I don’t think that they got it wrong, but I do have a feeling that if the Academy had a do-over for 1996, they may have given the award to Fargo. The Cohen Brothers were already a well-known commodity in Hollywood, but this film of a kidnapping-for-hire gone horribly wrong solidified them has two of the top filmmakers in the business. It helped make dark, macabre humor mainstream, and was one of the most influential and most quoted movies of the decade. I don’t know if it’s a better movie than The English Patient (apples and oranges again), but it certainly has had more staying power within pop culture as well as the vernacular. So has Jerry Maguire , another oft-quoted film from that year that made a star of Cuba Gooding, Jr. (Show me the money!), and his acceptance speech for winning Best Supporting Actor is one of the great moments in the history of the ceremony. Secrets and Lies was a British film about a black woman who was adopted and traces her family roots to discover that her birth mother is white. It’s a fascinating character-driven piece that I highly recommend and am glad received the recognition of a nomination, but it’s a much smaller film than those others, and not on the same scale of your typical Oscar winner. Shine was the final nominee of the year, and is about the life of piano prodigy David Helfgott. It, too is a wonderful film, and Geoffrey Rush’s performance of the talented and troubled genius won him the Oscar for Best Actor.

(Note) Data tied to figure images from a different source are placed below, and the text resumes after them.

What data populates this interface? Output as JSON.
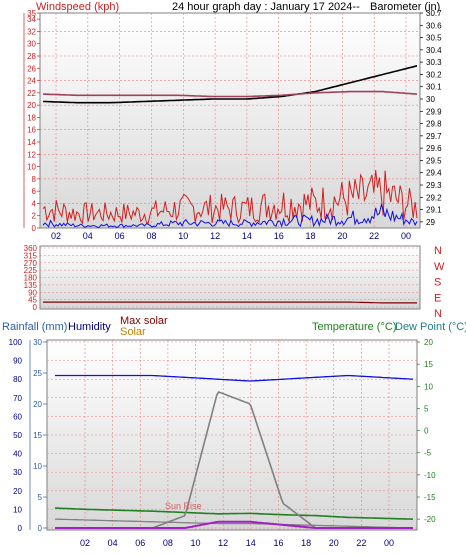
{
  "title": "24 hour graph day : January 17 2024--",
  "hours": [
    "02",
    "04",
    "06",
    "08",
    "10",
    "12",
    "14",
    "16",
    "18",
    "20",
    "22",
    "00"
  ],
  "colors": {
    "frame": "#808080",
    "grid": "#e88080",
    "red": "#d02020",
    "blue": "#1010e0",
    "darkblue": "#000080",
    "black": "#000000",
    "baro": "#a04060",
    "rain": "#3060a0",
    "green": "#208020",
    "gray": "#808080",
    "purple": "#a020c0",
    "orange": "#c08000",
    "maroon": "#800000"
  },
  "chart_data": [
    {
      "type": "line",
      "name": "wind-barometer",
      "labels": {
        "left": "Windspeed (kph)",
        "title": "24 hour graph day : January 17 2024--",
        "right": "Barometer (in)"
      },
      "x": [
        "02",
        "04",
        "06",
        "08",
        "10",
        "12",
        "14",
        "16",
        "18",
        "20",
        "22",
        "00"
      ],
      "left_axis": {
        "ticks": [
          "35",
          "34",
          "32",
          "30",
          "28",
          "26",
          "24",
          "22",
          "20",
          "18",
          "16",
          "14",
          "12",
          "10",
          "8",
          "6",
          "4",
          "2",
          "0"
        ],
        "ylim": [
          0,
          35
        ]
      },
      "right_axis": {
        "ticks": [
          "30.7",
          "30.6",
          "30.5",
          "30.4",
          "30.3",
          "30.2",
          "30.1",
          "30",
          "29.9",
          "29.8",
          "29.7",
          "29.6",
          "29.5",
          "29.4",
          "29.3",
          "29.2",
          "29.1",
          "29"
        ],
        "ylim": [
          28.95,
          30.7
        ]
      },
      "series": [
        {
          "name": "Barometer (in)",
          "color": "black",
          "values": [
            29.98,
            29.97,
            29.97,
            29.98,
            29.99,
            30.0,
            30.0,
            30.02,
            30.06,
            30.13,
            30.2,
            30.27
          ]
        },
        {
          "color": "baro",
          "values": [
            30.04,
            30.03,
            30.03,
            30.03,
            30.03,
            30.02,
            30.02,
            30.03,
            30.05,
            30.06,
            30.06,
            30.04
          ]
        },
        {
          "color": "red",
          "values": [
            4,
            3,
            3,
            3,
            4,
            4,
            4,
            5,
            5,
            6,
            7,
            4
          ]
        },
        {
          "color": "blue",
          "values": [
            1,
            0.5,
            0.5,
            0.5,
            1,
            1,
            1,
            1.5,
            1.5,
            2,
            3,
            1
          ]
        }
      ]
    },
    {
      "type": "line",
      "name": "wind-direction",
      "left_axis": {
        "ticks": [
          "360",
          "315",
          "270",
          "225",
          "180",
          "135",
          "90",
          "45",
          "0"
        ],
        "ylim": [
          0,
          360
        ]
      },
      "right_labels": [
        "N",
        "W",
        "S",
        "E",
        "N"
      ],
      "series": [
        {
          "color": "maroon",
          "values": [
            30,
            30,
            30,
            30,
            30,
            30,
            30,
            30,
            30,
            30,
            25,
            25
          ]
        }
      ]
    },
    {
      "type": "line",
      "name": "humidity-temperature",
      "labels": {
        "rainfall": "Rainfall (mm)",
        "humidity": "Humidity",
        "max_solar": "Max solar",
        "solar": "Solar",
        "temperature": "Temperature (°C)",
        "dew_point": "Dew Point (°C)",
        "sun_rise": "Sun Rise"
      },
      "x": [
        "02",
        "04",
        "06",
        "08",
        "10",
        "12",
        "14",
        "16",
        "18",
        "20",
        "22",
        "00"
      ],
      "humidity_axis": {
        "ticks": [
          "100",
          "90",
          "80",
          "70",
          "60",
          "50",
          "40",
          "30",
          "20",
          "10",
          "0"
        ],
        "ylim": [
          0,
          100
        ]
      },
      "rain_axis": {
        "ticks": [
          "30",
          "25",
          "20",
          "15",
          "10",
          "5",
          "0"
        ],
        "ylim": [
          0,
          30
        ]
      },
      "temp_axis": {
        "ticks": [
          "20",
          "15",
          "10",
          "5",
          "0",
          "-5",
          "-10",
          "-15",
          "-20"
        ],
        "ylim": [
          -22,
          20
        ]
      },
      "series": [
        {
          "name": "Humidity",
          "color": "blue",
          "values": [
            82,
            82,
            82,
            82,
            81,
            80,
            79,
            80,
            81,
            82,
            81,
            80
          ]
        },
        {
          "name": "Temperature (°C)",
          "color": "green",
          "values": [
            -17.5,
            -17.8,
            -18,
            -18.2,
            -18.5,
            -18.8,
            -18.7,
            -19,
            -19.2,
            -19.6,
            -19.8,
            -20
          ]
        },
        {
          "name": "Dew Point (°C)",
          "color": "gray",
          "values": [
            -20,
            -20.2,
            -20.4,
            -20.6,
            -20.8,
            -21,
            -21,
            -21.2,
            -21.4,
            -21.6,
            -21.8,
            -22
          ]
        },
        {
          "name": "Max solar",
          "color": "gray",
          "values": [
            0,
            0,
            0,
            0,
            2,
            22,
            20,
            4,
            0,
            0,
            0,
            0
          ]
        },
        {
          "name": "Solar",
          "color": "purple",
          "values": [
            0,
            0,
            0,
            0,
            0,
            1,
            1,
            0.5,
            0,
            0,
            0,
            0
          ]
        }
      ]
    }
  ]
}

This is actually where I take issue with the Academy for this particular year. I don’t want to take anything away from Geoffrey Rush. His performance in Shine was superb, and it fit with the Oscar’s trend at that time to award Best Actor to artists who were portraying characters with varying mental issues, whether it was Dustin Hoffman in Rain Man or Daniel Day-Lewis in My Left Foot or Anthony Hopkins in The Silence of the Lambs or Tom Hanks in Forrest Gump, the Academy generally played special notice to those types of roles. Geoffrey Rush did a marvelous job of playing David Helfgot in his days after his nervous breakdown and channeled Helfgot’s frenetic and disorganized thinking perfectly. However Rush was only in half of the film. The other half of the film had younger actors playing the role as we watch Helfgot grow up in Australia. On the other hand, Ralph Feinnes absolutely carries The English Patient. It’s a two hour and forty minute film, and he’s in almost every scene. Without the caliber of Feinnes’ performance this film does not win Best Picture. He played the role of Count Laszlo de Almasy with a brooding intensity that prevented you from being able to look away from it. And yet, he made that character so likable that your heart bleeds for him just as his heart is broken. We as the audience feel his emotions, and that’s what any good actor is supposed to accomplish. That’s why for me, Ralph Feinnes not winning Best Actor for 1996 is one of the biggest mistakes in Oscar history.
Brian, thank you for pointing out one of the greater Academy injustices of the past 20 years – namely, Geoffrey Rush winning Best Actor for “Shine.” As you say, Rush was great, and is a truly great actor (who should’ve won Best Supporting Actor for “King’s Speech,” in my opinion). But he was in less than half the movie! I’ve always thought that Noah Taylor, who played Helfgot as a young man and had to SHOW his descent into mental illness, really should have gotten that nomination, since he had far more screen time than Rush. And I’m inclined to agree with you that Fiennes should’ve beaten either of them. After getting dissed for “Schindler’s List,” this should have been Fiennes’ makeup award. And it’s a crime that he still hasn’t won one.
But overall, I’ve never been a fan of “The English Patient,” and like you, I think “Fargo” probably should have won. I’ve always found “Patient” to be too long and boring, with not enough going on to keep my interest. The performances are excellent, and some individual scenes very good, but as a whole it just doesn’t add up to much in my book.